Auf der Welt-Getreideausstellung in Regina war auch die Hudson's Bay Company mit einer glanzvollen Sonderschau vertreten. Sie war glanzvoll im wörtlichen Sinne: es glänzte und glitzerte auf ihr von Schneekristallen und Eis, aber auch von Samt und Seide, von Spitzenkragen und klirrenden Degen. Da hing ein großes Gemälde, das den Prinzen Ruprecht darstellte, wie er in großem Pomp von Karl II. knieend die Charter der Kompanie in Empfang nimmt. Da war die erste Fahrt der »Nonsuch«. Da war Gouverneur Simpson, wie er im Kanu durch die Wildnis des Nordwestens zieht. Da waren die Forts und die »Faktors« der Kompanie mit Schleppsäbel und Dreispitz. Da waren kostbare Pelze, Biber, Silberfüchse und Eisbären, Fallen und Schlitten. Alles in allem eine Ausstellung, die dem Namen der ausstellenden Gesellschaft alle Ehre machte, die sich stolz seit über zweiundeinhalb Jahrhunderten die der »Gentlemen-Abenteurer« nennt.
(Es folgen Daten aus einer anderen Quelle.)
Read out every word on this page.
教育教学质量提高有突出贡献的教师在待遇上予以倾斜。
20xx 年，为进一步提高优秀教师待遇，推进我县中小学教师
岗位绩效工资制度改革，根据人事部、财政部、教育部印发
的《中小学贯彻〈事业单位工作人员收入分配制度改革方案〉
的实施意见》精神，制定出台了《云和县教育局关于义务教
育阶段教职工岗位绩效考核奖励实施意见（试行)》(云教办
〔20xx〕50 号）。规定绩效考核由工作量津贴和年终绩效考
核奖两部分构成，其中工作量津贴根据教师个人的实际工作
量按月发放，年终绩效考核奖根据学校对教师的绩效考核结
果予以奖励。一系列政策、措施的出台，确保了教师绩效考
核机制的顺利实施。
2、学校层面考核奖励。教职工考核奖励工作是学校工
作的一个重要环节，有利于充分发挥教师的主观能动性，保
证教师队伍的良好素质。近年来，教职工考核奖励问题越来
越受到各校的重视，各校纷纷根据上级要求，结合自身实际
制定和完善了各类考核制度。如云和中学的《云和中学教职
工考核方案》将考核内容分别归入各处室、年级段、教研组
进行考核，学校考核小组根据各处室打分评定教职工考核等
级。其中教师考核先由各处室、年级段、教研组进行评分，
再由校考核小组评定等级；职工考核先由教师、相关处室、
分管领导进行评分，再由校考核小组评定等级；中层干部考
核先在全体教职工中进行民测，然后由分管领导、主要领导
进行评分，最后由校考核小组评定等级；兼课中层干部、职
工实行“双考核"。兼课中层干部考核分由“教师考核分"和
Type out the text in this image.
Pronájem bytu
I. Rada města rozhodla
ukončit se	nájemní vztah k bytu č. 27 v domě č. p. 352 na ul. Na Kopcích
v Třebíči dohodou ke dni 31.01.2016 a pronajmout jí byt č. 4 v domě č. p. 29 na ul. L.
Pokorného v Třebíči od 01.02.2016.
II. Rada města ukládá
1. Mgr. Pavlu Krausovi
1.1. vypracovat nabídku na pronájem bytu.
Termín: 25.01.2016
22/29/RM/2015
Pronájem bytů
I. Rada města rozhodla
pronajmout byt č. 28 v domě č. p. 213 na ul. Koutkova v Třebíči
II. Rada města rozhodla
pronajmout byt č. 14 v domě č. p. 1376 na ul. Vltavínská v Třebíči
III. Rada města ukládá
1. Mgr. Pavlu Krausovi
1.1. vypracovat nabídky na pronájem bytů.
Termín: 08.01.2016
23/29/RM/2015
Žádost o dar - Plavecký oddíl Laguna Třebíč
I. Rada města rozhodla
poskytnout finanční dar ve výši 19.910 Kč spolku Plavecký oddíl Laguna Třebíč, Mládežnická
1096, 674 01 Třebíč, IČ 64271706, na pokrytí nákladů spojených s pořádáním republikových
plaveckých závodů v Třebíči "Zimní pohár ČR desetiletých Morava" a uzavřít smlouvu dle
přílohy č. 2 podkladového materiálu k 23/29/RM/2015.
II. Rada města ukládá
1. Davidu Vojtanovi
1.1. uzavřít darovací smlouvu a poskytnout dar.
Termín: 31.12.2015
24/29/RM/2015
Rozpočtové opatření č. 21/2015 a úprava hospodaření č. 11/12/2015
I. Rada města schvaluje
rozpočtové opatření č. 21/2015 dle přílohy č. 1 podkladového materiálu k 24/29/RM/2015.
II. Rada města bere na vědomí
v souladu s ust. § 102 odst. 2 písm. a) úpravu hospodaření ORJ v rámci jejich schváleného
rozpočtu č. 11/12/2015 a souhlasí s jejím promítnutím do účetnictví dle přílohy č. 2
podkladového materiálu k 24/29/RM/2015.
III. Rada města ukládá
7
Etwas von dem Geist abenteuernder Kavaliere umschwebt noch das Verwaltungsgebäude der Kompanie in Winnipeg, in dem wir mit erlesener Liebenswürdigkeit empfangen worden waren. Der »Pelzkommissar«, dem der Handel im arktischen Norden untersteht, versicherte uns, daß wir uns in Churchill um nichts zu kümmern brauchten. Wir würden am Bahnhof abgeholt werden und könnten im Hause der Hudson's Bay Company wohnen, bis unser Eisbrecher einträfe, der uns mit in die Arktis nehmen sollte.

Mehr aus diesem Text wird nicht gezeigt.